Other goals include a new facility for the sheriff’s special units and the coroner. We need to get started on the new parking deck at the justice center and get ready to expand the actual court facilities. We’ll need another round of salary increases to stay competitive for quality employees, especially public safety officers. We need to do all of this while holding our place among the very lowest BOC-controlled tax rates in Georgia. Finally, we’ve got to fend off threatened state legislation that could prohibit local governments from setting quality standards for residential development and construction.
More important, we need to look further into the future and consider new ways to keep making Cherokee County the best place in the world to live. We’re already doing more than most counties to manage our growth and development and preserve our quality of life. We’ve brought our annual population growth down from 5% pre-2008 to 2% since then. But, even at that rate, we’ll grow to 460,000 in 25 years and 790,000 in 50. That’s not consistent with the small-town and rural character that makes Cherokee so great today.
What will it really take to preserve our precious lifestyle while other suburban metro counties lose theirs? How can we capitalize on recently improved city-county cooperation, to build and maintain fantastic, thriving small cities and rural countryside, all with a unique and desirable identity? If we steadily ramp our annual growth down, to reach 0.5% by 2073, we’d hold the population to 390,000 in 25 years and 456,000 in 50. At those levels, the beautiful vision most of us want still could be possible. What reasonable steps can we take to do that?

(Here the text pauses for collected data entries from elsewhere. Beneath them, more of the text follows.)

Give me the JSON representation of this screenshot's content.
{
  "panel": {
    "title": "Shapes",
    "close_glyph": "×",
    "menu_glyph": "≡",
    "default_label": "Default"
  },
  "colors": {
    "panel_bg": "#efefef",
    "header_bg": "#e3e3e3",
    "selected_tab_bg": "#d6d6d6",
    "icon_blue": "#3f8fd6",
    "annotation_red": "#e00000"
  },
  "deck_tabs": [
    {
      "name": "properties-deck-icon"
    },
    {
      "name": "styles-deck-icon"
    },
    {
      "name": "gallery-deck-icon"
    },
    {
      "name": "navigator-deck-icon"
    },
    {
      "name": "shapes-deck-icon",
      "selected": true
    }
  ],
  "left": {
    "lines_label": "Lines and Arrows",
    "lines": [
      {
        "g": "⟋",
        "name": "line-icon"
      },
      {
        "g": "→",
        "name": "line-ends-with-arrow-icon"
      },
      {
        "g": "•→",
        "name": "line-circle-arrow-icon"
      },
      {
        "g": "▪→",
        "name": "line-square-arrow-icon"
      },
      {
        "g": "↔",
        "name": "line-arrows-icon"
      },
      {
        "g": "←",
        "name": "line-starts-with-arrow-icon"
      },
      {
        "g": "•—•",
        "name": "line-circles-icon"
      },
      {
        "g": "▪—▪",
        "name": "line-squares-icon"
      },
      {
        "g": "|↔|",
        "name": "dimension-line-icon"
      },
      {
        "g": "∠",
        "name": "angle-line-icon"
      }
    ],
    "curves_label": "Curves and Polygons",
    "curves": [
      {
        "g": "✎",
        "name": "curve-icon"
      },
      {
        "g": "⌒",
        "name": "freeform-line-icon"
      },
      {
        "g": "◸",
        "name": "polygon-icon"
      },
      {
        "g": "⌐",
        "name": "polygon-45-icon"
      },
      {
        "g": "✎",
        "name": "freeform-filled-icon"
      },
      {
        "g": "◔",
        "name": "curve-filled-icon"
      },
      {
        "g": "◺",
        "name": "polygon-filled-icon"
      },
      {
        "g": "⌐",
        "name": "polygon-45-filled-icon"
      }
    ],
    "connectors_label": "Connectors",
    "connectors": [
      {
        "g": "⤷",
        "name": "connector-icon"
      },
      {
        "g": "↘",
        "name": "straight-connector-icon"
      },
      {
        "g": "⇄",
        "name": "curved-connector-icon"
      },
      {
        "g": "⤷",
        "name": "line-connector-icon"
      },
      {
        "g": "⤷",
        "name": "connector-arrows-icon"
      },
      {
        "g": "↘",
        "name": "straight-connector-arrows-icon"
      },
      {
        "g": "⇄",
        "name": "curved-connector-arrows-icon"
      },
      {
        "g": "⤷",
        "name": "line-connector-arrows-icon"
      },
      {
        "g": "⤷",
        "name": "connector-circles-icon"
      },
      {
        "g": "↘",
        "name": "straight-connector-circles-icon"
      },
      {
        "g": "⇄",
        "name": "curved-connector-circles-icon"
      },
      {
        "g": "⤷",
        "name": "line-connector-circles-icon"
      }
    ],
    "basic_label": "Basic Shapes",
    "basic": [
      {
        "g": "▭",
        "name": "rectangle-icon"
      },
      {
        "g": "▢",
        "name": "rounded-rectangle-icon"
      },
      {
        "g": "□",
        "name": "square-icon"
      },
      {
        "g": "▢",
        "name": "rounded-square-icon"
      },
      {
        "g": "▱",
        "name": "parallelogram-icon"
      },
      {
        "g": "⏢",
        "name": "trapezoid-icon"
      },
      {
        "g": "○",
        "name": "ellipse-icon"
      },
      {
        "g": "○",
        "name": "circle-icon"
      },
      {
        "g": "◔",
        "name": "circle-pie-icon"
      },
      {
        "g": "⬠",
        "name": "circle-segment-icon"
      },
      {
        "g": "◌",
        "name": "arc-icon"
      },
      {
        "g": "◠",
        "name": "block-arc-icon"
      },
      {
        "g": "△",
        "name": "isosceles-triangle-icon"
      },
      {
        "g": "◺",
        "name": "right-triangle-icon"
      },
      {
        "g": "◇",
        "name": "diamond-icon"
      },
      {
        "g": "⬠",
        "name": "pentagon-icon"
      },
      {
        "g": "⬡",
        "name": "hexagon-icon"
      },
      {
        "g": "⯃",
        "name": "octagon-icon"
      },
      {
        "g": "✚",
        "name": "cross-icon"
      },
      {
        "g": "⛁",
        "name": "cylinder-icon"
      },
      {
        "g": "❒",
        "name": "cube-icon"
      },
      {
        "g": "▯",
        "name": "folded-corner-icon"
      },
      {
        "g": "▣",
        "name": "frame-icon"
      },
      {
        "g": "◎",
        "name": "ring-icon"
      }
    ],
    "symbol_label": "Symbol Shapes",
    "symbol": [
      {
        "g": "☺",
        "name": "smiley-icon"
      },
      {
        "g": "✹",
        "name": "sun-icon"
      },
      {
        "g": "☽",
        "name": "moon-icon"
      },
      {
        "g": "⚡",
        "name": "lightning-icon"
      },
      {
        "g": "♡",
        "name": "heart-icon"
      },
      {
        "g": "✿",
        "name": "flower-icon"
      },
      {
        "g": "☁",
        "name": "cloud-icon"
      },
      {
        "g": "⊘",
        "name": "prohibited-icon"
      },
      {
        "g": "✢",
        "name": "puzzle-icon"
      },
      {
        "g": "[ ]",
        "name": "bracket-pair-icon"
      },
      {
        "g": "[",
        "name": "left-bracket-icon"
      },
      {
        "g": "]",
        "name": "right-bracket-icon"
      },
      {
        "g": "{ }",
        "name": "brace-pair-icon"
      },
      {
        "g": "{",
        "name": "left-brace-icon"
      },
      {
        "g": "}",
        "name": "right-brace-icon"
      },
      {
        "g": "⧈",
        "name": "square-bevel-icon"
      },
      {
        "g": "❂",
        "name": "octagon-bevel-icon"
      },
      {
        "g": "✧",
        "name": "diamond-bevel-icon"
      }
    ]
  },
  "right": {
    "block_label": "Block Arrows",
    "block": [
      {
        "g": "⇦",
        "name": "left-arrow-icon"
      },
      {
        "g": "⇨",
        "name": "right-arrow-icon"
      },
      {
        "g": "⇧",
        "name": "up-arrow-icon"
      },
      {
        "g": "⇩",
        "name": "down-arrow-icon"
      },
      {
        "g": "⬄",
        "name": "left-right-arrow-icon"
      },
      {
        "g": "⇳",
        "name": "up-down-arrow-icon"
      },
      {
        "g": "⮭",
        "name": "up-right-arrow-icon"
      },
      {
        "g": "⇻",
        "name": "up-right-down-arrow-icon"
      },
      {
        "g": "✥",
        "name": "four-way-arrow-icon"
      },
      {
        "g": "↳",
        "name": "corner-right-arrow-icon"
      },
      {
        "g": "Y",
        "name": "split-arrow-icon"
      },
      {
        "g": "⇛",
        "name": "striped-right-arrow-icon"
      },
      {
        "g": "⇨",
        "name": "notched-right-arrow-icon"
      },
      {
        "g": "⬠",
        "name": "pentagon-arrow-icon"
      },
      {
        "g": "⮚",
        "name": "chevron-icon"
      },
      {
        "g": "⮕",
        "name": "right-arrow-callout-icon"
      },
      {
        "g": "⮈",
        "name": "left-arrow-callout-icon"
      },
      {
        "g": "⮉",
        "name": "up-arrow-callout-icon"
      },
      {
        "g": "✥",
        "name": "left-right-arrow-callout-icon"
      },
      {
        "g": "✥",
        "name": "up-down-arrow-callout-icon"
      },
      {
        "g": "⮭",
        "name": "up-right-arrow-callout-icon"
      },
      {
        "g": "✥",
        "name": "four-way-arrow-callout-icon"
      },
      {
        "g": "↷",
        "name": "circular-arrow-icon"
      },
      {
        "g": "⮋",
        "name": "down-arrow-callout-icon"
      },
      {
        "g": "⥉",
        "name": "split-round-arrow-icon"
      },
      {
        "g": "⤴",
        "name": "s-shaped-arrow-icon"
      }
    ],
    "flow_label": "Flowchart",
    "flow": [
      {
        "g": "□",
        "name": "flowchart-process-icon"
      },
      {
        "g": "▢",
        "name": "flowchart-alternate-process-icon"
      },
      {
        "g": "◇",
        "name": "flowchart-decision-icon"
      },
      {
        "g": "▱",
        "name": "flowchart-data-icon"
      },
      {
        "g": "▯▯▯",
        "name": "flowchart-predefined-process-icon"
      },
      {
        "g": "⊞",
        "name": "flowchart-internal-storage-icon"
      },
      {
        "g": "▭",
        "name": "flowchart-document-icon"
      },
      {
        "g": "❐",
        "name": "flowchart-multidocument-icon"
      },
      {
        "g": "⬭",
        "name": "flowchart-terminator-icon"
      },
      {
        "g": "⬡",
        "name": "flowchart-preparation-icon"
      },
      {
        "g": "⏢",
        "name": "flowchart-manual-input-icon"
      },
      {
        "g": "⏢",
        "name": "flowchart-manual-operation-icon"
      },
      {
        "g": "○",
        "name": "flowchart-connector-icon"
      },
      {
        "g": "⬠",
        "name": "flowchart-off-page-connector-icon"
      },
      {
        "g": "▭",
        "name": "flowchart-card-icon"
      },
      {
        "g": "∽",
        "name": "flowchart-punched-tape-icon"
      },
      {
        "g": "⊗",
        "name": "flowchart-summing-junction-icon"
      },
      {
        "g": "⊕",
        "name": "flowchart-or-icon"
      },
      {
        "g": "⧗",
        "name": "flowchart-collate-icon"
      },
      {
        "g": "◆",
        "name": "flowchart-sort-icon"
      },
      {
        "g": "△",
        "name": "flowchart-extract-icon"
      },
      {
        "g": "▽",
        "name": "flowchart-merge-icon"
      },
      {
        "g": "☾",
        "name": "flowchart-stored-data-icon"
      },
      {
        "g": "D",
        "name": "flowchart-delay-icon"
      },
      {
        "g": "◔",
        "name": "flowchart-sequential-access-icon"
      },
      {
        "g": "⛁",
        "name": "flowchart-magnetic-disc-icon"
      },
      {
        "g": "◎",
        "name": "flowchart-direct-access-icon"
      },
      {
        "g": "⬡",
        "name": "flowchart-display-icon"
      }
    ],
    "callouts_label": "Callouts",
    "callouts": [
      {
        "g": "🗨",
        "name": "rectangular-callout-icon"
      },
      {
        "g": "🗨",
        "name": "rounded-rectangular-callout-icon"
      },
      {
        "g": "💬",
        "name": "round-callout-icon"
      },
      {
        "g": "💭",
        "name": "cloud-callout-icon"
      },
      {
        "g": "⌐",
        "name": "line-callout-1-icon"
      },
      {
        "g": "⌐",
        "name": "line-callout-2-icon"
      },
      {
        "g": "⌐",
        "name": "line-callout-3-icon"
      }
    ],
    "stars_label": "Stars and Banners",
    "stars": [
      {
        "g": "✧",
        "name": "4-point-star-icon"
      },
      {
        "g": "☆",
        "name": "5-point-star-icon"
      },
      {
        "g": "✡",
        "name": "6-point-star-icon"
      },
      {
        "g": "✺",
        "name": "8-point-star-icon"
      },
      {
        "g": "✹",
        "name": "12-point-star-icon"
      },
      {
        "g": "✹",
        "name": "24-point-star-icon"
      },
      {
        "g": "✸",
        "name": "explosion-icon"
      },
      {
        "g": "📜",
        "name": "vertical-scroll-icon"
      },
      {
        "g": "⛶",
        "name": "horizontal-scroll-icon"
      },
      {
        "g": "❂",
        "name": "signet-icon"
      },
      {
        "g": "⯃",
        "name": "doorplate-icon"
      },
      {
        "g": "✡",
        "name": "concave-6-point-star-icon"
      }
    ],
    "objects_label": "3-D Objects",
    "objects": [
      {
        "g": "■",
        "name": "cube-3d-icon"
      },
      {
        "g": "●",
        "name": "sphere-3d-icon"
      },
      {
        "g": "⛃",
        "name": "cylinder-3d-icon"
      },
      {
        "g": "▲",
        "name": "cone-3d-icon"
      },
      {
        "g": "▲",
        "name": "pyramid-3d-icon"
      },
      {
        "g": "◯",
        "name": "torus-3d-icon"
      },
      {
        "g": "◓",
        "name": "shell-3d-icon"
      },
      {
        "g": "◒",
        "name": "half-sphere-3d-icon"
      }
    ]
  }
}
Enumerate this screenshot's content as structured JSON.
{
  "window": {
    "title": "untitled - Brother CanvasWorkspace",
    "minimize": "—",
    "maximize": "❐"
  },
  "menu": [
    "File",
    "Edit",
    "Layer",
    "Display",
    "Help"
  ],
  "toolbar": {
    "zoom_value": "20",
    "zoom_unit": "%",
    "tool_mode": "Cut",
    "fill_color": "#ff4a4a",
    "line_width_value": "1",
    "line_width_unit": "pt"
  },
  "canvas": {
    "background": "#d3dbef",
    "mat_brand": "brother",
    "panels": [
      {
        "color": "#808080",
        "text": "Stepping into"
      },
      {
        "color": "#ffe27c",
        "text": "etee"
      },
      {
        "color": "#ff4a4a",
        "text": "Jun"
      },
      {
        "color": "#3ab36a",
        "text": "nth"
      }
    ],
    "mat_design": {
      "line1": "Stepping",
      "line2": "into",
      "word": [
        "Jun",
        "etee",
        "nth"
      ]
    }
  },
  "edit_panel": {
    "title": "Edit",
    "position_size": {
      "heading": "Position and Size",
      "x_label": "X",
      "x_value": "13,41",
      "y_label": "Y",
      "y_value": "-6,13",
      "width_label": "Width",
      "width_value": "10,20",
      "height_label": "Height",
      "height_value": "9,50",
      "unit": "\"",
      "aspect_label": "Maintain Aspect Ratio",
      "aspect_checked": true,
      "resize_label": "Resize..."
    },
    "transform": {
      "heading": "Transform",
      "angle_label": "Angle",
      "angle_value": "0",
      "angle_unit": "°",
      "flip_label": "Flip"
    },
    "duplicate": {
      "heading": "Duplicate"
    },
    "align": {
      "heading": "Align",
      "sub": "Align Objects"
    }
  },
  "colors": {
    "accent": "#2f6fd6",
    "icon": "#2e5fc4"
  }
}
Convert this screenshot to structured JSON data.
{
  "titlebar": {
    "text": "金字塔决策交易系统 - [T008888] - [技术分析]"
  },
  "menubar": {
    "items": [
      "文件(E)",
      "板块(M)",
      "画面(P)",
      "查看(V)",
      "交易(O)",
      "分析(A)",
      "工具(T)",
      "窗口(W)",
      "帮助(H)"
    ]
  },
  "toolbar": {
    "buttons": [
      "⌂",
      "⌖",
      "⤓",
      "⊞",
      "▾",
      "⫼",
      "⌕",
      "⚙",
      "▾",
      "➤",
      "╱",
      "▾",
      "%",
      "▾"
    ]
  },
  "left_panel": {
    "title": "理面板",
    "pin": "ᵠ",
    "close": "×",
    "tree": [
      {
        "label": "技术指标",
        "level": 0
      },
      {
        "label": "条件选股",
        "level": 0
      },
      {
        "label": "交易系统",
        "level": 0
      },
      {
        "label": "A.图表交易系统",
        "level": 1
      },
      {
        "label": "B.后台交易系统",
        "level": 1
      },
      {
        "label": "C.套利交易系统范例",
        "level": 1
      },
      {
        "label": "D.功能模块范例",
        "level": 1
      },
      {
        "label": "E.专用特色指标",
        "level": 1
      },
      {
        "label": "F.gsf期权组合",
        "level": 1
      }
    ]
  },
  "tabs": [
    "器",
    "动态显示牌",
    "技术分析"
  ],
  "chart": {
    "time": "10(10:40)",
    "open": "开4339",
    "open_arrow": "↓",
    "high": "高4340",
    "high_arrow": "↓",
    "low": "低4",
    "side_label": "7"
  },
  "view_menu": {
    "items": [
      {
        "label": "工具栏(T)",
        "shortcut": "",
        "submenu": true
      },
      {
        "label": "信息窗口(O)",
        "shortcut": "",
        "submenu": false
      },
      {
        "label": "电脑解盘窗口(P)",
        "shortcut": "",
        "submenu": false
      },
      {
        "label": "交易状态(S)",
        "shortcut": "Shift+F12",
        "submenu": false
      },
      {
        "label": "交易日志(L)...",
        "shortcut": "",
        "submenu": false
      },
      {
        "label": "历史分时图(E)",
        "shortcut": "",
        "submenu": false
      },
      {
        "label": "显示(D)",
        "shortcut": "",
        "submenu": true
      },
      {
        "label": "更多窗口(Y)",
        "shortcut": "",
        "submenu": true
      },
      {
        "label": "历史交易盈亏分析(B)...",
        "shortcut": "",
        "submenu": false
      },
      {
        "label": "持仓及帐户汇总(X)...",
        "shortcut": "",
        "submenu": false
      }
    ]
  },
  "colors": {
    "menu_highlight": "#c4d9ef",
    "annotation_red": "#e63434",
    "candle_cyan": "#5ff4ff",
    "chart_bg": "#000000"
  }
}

Even at a further reduced growth rate, we’ll need adequate infrastructure. We’ve already mapped out a long list of road projects needed over the next 20-plus years, but are they enough? Where will the chokepoints be, and what do we need to start planning now to address them? How will we pay for those additional improvements?
What’s the best way to pay for parks and other infrastructure needed for a great future? Can we continue to roll back tax rates each year and still pay for increases in the number of, and compensation of, public safety officers and other county services?
Clearly, we’ve got more questions than answers. But, isn’t that always true about the future? Let’s find the answers together.